While Trump admitted that the “relationship with Iran is becoming much more professional and productive,” he also stressed that Tehran must “understand that it cannot develop or acquire a nuclear weapon or bomb.”
According to leaks to the media, the draft agreement would contemplate the unblocking of the Strait of Hormuz, the lifting of sanctions on Iran, the unfreezing of Iranian funds and a 60-day extension of the ceasefire during which an agreement to limit Tehran’s nuclear program would be negotiated.
Several Republican senators allied with Trump criticized the concessions that the United States would be willing to make and questioned the justification for having launched the military offensive against the Islamic Republic at the end of February, if the regime ended up apparently strengthened.
The US Secretary of State, Marco Rubio, on an official trip to India, came out this Sunday in defense of the draft and called it “absurd” to believe that the Trump Administration will accept an agreement that strengthens Iranian nuclear capabilities.
“The idea that the president, after everything he has demonstrated, is going to accept a deal that ultimately ends up putting Iran in a stronger position in terms of its nuclear ambitions is absurd.

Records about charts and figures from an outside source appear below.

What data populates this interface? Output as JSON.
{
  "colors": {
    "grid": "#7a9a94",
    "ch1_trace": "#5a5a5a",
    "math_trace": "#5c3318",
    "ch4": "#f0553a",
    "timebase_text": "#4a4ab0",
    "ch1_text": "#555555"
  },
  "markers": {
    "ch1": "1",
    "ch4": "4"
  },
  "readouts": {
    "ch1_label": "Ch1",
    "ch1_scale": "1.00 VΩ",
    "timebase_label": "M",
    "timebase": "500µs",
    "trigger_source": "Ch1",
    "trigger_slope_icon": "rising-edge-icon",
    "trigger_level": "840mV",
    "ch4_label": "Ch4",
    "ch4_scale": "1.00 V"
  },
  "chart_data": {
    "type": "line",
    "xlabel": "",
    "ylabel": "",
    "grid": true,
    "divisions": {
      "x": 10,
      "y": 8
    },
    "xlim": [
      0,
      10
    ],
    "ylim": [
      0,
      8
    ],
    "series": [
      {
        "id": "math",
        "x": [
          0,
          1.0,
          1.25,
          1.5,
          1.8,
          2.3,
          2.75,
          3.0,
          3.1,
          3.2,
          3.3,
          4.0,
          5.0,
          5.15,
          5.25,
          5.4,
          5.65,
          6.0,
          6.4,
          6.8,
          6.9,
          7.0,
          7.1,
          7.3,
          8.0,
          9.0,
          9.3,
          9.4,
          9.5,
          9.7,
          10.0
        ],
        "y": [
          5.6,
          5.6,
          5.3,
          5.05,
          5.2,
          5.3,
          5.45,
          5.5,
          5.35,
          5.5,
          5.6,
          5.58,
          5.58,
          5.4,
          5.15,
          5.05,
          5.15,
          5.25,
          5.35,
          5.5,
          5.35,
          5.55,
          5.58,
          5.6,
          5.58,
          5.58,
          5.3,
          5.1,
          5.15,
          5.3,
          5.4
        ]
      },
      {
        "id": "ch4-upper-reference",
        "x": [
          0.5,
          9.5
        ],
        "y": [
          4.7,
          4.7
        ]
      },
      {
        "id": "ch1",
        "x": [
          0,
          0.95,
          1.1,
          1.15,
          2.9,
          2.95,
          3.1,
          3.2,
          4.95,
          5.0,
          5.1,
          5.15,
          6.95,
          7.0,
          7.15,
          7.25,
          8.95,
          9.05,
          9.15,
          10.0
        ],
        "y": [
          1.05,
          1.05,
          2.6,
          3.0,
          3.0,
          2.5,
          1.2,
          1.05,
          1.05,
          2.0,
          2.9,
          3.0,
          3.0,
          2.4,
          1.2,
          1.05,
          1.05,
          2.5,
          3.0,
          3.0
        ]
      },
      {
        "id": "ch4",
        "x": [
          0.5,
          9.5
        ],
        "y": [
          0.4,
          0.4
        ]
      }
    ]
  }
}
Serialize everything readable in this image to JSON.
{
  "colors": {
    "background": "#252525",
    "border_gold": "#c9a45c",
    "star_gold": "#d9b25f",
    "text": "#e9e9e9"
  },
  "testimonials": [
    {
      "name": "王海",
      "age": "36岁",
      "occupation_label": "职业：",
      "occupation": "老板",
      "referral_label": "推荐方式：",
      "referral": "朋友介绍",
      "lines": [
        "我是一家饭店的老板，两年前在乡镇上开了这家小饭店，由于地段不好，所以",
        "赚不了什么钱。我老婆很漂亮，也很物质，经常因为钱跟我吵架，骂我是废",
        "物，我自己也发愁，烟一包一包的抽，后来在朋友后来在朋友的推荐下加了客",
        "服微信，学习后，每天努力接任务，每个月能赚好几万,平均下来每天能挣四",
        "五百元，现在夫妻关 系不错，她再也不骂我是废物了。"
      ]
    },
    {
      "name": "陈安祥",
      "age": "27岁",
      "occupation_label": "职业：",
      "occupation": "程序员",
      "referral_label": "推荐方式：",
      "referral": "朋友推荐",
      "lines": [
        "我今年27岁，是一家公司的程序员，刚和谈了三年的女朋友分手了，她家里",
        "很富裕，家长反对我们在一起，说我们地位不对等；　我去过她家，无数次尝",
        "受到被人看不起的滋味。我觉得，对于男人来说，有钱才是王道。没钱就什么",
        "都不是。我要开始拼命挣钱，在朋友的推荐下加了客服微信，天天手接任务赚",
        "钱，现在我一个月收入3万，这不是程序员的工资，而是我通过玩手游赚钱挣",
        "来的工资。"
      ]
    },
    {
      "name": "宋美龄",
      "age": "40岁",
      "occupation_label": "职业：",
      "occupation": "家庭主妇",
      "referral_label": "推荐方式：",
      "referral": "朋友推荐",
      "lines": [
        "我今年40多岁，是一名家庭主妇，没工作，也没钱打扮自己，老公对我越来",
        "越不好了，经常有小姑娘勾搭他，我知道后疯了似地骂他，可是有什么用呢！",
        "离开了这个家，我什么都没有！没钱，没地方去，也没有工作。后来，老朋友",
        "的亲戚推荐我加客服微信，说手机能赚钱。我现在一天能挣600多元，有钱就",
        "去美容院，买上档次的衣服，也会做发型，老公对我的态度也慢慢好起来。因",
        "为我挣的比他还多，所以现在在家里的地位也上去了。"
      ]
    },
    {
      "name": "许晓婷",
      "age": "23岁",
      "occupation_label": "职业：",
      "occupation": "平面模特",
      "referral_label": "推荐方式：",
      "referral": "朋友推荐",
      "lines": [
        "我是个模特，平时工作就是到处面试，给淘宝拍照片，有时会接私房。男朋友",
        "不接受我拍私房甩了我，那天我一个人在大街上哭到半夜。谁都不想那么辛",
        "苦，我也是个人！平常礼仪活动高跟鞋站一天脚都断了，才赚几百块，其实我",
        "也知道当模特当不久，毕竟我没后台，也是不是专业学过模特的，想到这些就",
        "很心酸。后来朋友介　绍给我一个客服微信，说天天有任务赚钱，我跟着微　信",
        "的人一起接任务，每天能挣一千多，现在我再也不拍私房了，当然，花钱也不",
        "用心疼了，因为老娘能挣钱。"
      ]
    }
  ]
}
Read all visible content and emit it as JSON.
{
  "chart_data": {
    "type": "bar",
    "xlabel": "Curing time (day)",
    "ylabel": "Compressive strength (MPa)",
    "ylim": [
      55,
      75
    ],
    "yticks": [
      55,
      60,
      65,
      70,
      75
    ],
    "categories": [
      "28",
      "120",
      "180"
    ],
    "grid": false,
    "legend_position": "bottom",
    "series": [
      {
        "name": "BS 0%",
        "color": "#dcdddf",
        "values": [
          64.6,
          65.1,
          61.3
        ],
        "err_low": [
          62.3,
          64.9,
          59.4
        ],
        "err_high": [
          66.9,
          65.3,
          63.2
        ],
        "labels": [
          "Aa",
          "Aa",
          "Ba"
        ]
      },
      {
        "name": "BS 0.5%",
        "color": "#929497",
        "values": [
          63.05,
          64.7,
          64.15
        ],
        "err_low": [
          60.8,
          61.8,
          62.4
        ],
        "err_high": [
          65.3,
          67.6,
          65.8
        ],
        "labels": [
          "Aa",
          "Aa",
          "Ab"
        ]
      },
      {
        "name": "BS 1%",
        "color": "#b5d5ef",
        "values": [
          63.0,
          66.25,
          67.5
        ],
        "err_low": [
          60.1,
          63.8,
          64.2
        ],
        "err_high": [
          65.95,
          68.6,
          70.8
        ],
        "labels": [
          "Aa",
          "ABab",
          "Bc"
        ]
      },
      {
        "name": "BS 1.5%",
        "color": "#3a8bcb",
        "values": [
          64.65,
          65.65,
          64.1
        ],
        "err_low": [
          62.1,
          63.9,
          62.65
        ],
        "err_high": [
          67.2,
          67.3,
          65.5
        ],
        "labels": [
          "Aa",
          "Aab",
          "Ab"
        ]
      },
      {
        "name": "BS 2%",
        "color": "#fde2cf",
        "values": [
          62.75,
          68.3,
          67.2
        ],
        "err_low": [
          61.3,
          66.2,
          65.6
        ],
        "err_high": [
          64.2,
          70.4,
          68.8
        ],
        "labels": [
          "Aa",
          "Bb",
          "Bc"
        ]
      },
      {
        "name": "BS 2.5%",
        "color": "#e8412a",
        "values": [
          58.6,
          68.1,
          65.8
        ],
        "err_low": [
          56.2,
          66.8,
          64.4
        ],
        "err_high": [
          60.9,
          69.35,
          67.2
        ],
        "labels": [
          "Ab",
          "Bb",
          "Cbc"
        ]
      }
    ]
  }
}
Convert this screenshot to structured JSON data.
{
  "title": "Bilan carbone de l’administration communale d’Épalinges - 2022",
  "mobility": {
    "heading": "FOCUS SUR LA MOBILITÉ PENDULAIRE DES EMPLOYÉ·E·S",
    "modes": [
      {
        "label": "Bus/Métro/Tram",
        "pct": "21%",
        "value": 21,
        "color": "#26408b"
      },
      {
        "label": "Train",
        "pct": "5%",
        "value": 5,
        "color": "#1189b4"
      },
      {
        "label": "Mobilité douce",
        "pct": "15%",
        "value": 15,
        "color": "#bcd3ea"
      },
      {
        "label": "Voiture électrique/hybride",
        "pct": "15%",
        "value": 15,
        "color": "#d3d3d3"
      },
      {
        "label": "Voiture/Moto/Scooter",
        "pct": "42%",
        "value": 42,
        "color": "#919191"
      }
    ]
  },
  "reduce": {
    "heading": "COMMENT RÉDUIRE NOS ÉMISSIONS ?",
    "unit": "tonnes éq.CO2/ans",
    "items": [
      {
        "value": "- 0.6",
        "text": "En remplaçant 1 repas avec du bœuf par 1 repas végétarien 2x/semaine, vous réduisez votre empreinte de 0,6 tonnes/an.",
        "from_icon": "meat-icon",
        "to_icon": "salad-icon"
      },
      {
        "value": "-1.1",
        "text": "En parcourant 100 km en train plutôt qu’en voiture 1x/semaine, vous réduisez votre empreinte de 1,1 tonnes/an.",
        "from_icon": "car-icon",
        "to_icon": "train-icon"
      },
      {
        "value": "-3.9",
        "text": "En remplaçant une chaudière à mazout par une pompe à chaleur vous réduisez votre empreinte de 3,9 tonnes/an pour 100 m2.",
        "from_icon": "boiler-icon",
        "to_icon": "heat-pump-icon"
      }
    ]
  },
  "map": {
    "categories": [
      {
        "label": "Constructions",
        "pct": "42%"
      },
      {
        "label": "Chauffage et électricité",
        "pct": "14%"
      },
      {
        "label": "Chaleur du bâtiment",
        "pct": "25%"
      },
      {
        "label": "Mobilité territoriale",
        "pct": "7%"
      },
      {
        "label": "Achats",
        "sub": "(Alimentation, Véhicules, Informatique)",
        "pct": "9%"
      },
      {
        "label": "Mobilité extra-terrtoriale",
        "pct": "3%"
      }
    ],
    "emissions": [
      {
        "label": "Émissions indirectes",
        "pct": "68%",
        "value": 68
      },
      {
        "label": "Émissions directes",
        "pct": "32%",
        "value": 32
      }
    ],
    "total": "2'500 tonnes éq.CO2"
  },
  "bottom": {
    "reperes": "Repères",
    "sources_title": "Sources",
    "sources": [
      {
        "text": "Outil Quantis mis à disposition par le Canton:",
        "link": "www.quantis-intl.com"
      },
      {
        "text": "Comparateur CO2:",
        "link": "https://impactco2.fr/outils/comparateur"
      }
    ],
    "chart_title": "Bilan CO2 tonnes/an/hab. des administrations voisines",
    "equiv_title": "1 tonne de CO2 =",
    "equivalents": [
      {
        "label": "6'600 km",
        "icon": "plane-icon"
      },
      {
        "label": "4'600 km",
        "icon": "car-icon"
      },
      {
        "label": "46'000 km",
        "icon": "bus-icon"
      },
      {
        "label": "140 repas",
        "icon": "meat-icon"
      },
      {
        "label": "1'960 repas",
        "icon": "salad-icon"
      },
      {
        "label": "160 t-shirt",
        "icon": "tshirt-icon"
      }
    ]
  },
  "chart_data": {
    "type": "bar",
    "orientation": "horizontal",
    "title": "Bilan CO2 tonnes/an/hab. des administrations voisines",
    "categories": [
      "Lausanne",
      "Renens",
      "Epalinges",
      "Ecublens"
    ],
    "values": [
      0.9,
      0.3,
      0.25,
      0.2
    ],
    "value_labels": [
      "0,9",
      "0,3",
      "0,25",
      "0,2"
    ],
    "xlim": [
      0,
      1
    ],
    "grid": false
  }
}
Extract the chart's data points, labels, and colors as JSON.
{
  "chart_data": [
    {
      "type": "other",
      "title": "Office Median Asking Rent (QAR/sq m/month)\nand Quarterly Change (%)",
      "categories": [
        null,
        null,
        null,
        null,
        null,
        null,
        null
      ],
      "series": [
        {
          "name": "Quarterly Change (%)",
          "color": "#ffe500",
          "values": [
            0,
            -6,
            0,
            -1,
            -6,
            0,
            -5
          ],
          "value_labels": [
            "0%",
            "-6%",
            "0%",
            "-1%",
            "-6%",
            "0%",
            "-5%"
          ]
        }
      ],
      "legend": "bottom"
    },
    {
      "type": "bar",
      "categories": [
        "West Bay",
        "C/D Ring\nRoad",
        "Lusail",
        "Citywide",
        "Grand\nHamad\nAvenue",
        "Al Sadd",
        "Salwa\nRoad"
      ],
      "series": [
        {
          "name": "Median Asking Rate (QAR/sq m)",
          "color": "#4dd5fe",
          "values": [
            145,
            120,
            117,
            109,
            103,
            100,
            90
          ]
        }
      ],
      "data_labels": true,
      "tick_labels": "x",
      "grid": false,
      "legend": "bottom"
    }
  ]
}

That is simply not going to happen,” he declared.
Both Axios and the Iranian agency Tasnim agree that the possible agreement prioritizes the end of hostilities on all fronts and the reopening of the Strait of Hormuz, partially blocked by Iran since the first days of the war.
According to Axios, the memorandum would include a 60-day truce during which Iran would normalize maritime transit in Hormuz, while Tasnim, linked to the Revolutionary Guard, reported that the agreement would contemplate the “gradual recovery of the volume of maritime traffic existing before the war,” although it specified that it would not imply a total return to the pre-conflict situation and that the passage would remain under Iranian control.
Both media also agree that Washington would temporarily suspend some sanctions imposed against Tehran and allow the sale of Iranian crude oil, as well as the release of a part of Iranian funds frozen abroad.
The nuclear issue
The differences between the leaks appear mainly around the Iranian nuclear program.
According to Axios, the draft memorandum would include an Iranian commitment not to pursue nuclear weapons, one of the main red lines established by Trump during the negotiations.
However, Tasnim assured that the possible agreement does not include any nuclear clause and that all issues related to the atomic program have been postponed to negotiations after the signing of the memorandum of understanding, within a period of 60 days.
This situation has generated concern in Israel, where Prime Minister Benjamin Netanyahu said he had agreed with Trump that any peace agreement with Iran would involve the “dismantlement of Iranian uranium enrichment facilities and removal of its highly enriched nuclear material”a concern also shared by the European Union and London.
European Commission President Ursula von der Leyen and British Prime Minister Keir Starmer welcomed diplomatic progress towards a peace agreement that guarantees freedom of navigation through the Strait of Hormuz “without restrictions”, but demanded guarantees that Iran will not develop a nuclear weapon.
Given this, Iranian President Masud Pezeshkian insisted that Tehran is not seeking to manufacture atomic bombs, a repeated promise that the Iranian regime has failed to fulfill.
“We are willing to reassure the world that we are not seeking nuclear weapons,” Pezeshkian said, although he stressed that the Iranian negotiating team “will not make concessions” on the “honor and dignity” of the country, in an apparent reference to the right to enrich uranium for supposedly peaceful purposes, as established by the Nuclear Non-Proliferation Treaty (NPT), of which Iran is a signatory, but which it has not complied with.